Is it just me or does it scream “RECENT TRANSPLANT” if you fall out of your own yard three time while trying to mow the grass?
My prior lawn mowing escapades have included running a new Zero Turn mower over two of my prize blueberry bushes before I got the hang of the thing, but I’ve never fallen out of the yard before. Granted, I was in the deep South where a fire ant mound constitutes undulating topography. Now I am in the foothills of the Blue Ridge Mountains and my front lawn slopes steeply from my porch to the road. A few weeks ago I was using the apparently ancient riding lawnmower I had bought after attempting to coerce a push mower around Mount Phyllis. And it was self-propelled—the lawn mower, not the mount. (Note to self. Disengage the self-propel function when going DOWN the incline.)

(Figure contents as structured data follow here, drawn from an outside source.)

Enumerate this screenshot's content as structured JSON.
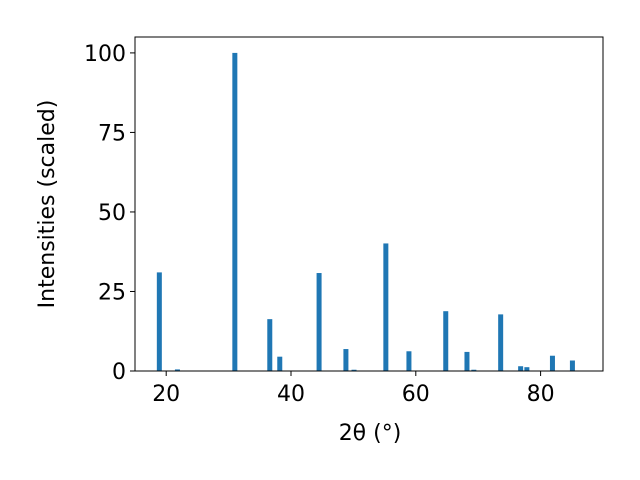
{
  "chart_data": {
    "type": "bar",
    "x": [
      18.9,
      21.8,
      31.0,
      36.6,
      38.2,
      44.5,
      48.8,
      50.1,
      55.2,
      58.9,
      64.8,
      68.2,
      69.3,
      73.6,
      76.8,
      77.8,
      81.9,
      85.1
    ],
    "values": [
      31,
      0.5,
      100,
      16.3,
      4.5,
      30.8,
      6.9,
      0.4,
      40.1,
      6.2,
      18.8,
      6.0,
      0.4,
      17.8,
      1.5,
      1.2,
      4.8,
      3.3
    ],
    "color": "#1f77b4",
    "xlabel": "2θ (°)",
    "ylabel": "Intensities (scaled)",
    "xlim": [
      15,
      90
    ],
    "ylim": [
      0,
      105
    ],
    "xticks": [
      20,
      40,
      60,
      80
    ],
    "yticks": [
      0,
      25,
      50,
      75,
      100
    ],
    "grid": false
  }
}
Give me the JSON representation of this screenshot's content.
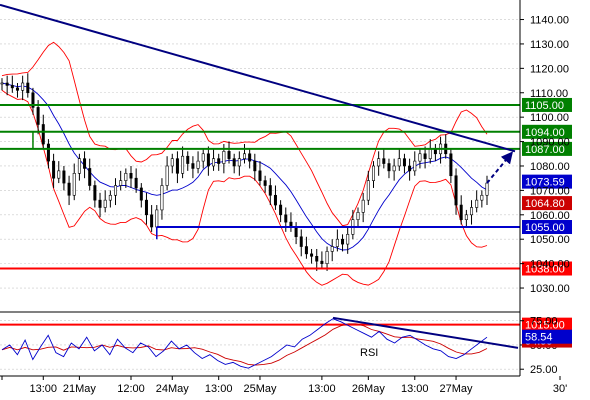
{
  "chart_data": [
    {
      "type": "candlestick",
      "y_ticks": [
        1030,
        1040,
        1050,
        1060,
        1070,
        1080,
        1090,
        1100,
        1110,
        1120,
        1130,
        1140
      ],
      "ylim": [
        1021,
        1148
      ],
      "grid": true,
      "levels": [
        {
          "value": 1105.0,
          "label": "1105.00",
          "color": "#008000",
          "kind": "resistance"
        },
        {
          "value": 1094.0,
          "label": "1094.00",
          "color": "#008000",
          "kind": "resistance"
        },
        {
          "value": 1087.0,
          "label": "1087.00",
          "color": "#008000",
          "kind": "resistance"
        },
        {
          "value": 1055.0,
          "label": "1055.00",
          "color": "#0000cc",
          "kind": "support"
        },
        {
          "value": 1038.0,
          "label": "1038.00",
          "color": "#ff0000",
          "kind": "support"
        },
        {
          "value": 1015.0,
          "label": "1015.00",
          "color": "#ff0000",
          "kind": "support"
        }
      ],
      "price_tags": [
        {
          "value": 1073.59,
          "label": "1073.59",
          "color": "#0000cc"
        },
        {
          "value": 1064.8,
          "label": "1064.80",
          "color": "#cc0000"
        }
      ],
      "close_series": [
        1114,
        1113,
        1112,
        1111,
        1114,
        1110,
        1104,
        1097,
        1089,
        1082,
        1075,
        1078,
        1073,
        1068,
        1077,
        1083,
        1079,
        1072,
        1066,
        1063,
        1066,
        1068,
        1072,
        1074,
        1077,
        1075,
        1071,
        1066,
        1060,
        1055,
        1062,
        1072,
        1080,
        1083,
        1077,
        1084,
        1081,
        1079,
        1082,
        1085,
        1080,
        1083,
        1081,
        1086,
        1083,
        1080,
        1083,
        1085,
        1082,
        1078,
        1074,
        1072,
        1068,
        1064,
        1060,
        1057,
        1055,
        1051,
        1047,
        1044,
        1043,
        1041,
        1040,
        1045,
        1047,
        1050,
        1048,
        1052,
        1058,
        1061,
        1066,
        1074,
        1080,
        1083,
        1081,
        1078,
        1080,
        1083,
        1080,
        1078,
        1082,
        1085,
        1083,
        1087,
        1085,
        1089,
        1085,
        1076,
        1064,
        1058,
        1060,
        1063,
        1066,
        1068,
        1073
      ]
    },
    {
      "type": "line",
      "indicator_label": "RSI",
      "y_ticks": [
        25.0,
        50.0,
        75.0
      ],
      "ylim": [
        18,
        84
      ],
      "last_value": {
        "value": 58.54,
        "label": "58.54",
        "color": "#0000cc"
      },
      "signal_tag": {
        "value": 54.55,
        "label": "54.55",
        "color": "#cc0000"
      },
      "series": [
        45,
        50,
        40,
        55,
        35,
        48,
        60,
        42,
        38,
        52,
        46,
        58,
        44,
        50,
        40,
        56,
        47,
        42,
        52,
        48,
        38,
        44,
        54,
        46,
        50,
        42,
        36,
        40,
        34,
        30,
        32,
        28,
        26,
        30,
        34,
        38,
        44,
        50,
        48,
        56,
        60,
        66,
        72,
        77,
        74,
        70,
        66,
        62,
        58,
        64,
        56,
        52,
        58,
        60,
        55,
        50,
        46,
        44,
        38,
        36,
        40,
        46,
        52,
        58
      ]
    }
  ],
  "x_axis": {
    "labels": [
      "",
      "13:00",
      "21May",
      "12:00",
      "24May",
      "13:00",
      "25May",
      "13:00",
      "26May",
      "13:00",
      "27May",
      "30'"
    ],
    "label_positions_data_index": [
      0,
      8,
      15,
      25,
      33,
      42,
      50,
      62,
      71,
      80,
      88,
      110
    ]
  },
  "colors": {
    "candle": "#000000",
    "bollinger": "#ff0000",
    "ma": "#0000cc",
    "trend": "#000080",
    "grid": "#c8c8c8"
  }
}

So, anyway, being low on funds, I searched for an affordable riding mower. Being low on mechanical saavy . . . I bought one. The first time I tried to use it, I thought I would surely either topple over going sideways across a mini mountain or rush headlong to a spectacular death speeding down said mountain. But by the time I finished the front yard—and a bottle of cheap red wine—it wasn’t so bad. I had learned when to go sideways, when to go up the incline and when and how fast to go down the incline. (Otherwise, you either fall out of the yard or slide backwards into the road.) I had also learned the intricacies of self-propel, as I still had to push mow the scariest places.
Unfortunately, each time I used the riding mower, it worked less well. It slid around and backwards on the hills unless the ground was very dry and the grass was very short—in which case it didn’t need mowing anyway. Add to that, the cutting deck apparently became unlevel (maybe when I got stuck on the little tree trunk), as it scalped on one side of the cut and was long on the other, requiring a second pass.
When I got done, I called my son – who MAY be wishing I would go back to undulating ant hill territory – to witness the lawn mowing fiasco. My front yard looked like it had been attacked by a horde of mutant land-dwelling vegetarian piranhas. As my neighbors all keep their lawns immaculately manicured, this dilemma may resolve itself when I am run out of the neighborhood on a rail—or on my own ancient, inefficient, limping riding mower.
My son looked at the yard in wonder, or was that dismay, then went into the garage to check out the lawnmower. After a brief inspection he said, “Uh, Mom, did you know your back tires are flat?” I looked. The left one was low and went flat when weight was applied, but the right one was undeniably flat as a pancake. (We say flat as a flitter down in flatlander country, but what the heck is a flitter? Could it be a fritter and I’ve been saying it wrong for decades? But I digress.)
Well that explained the piranhas and also corroborated the reason there is a petition in at least two states to prevent me from handling any kind of tools, yard or otherwise. Said son aired up the tires, which promptly went flat, and then had tubes put in them and I was back in business. The yard is neatly mowed, but there was still the matter of the edging. I’ve just ignored it all summer, except for the one time I tried to weed eat with a pair of scissors.
There was only one thing to do, so I went to the Agricultural Warfare Armaments Division HQ (commonly known as Lowes Garden Department) and purchased an electric weed eater – and a hedge trimmer for good measure. I came home, and I have suited up and am going in. Lord have mercy, Baby’s got her power tools on!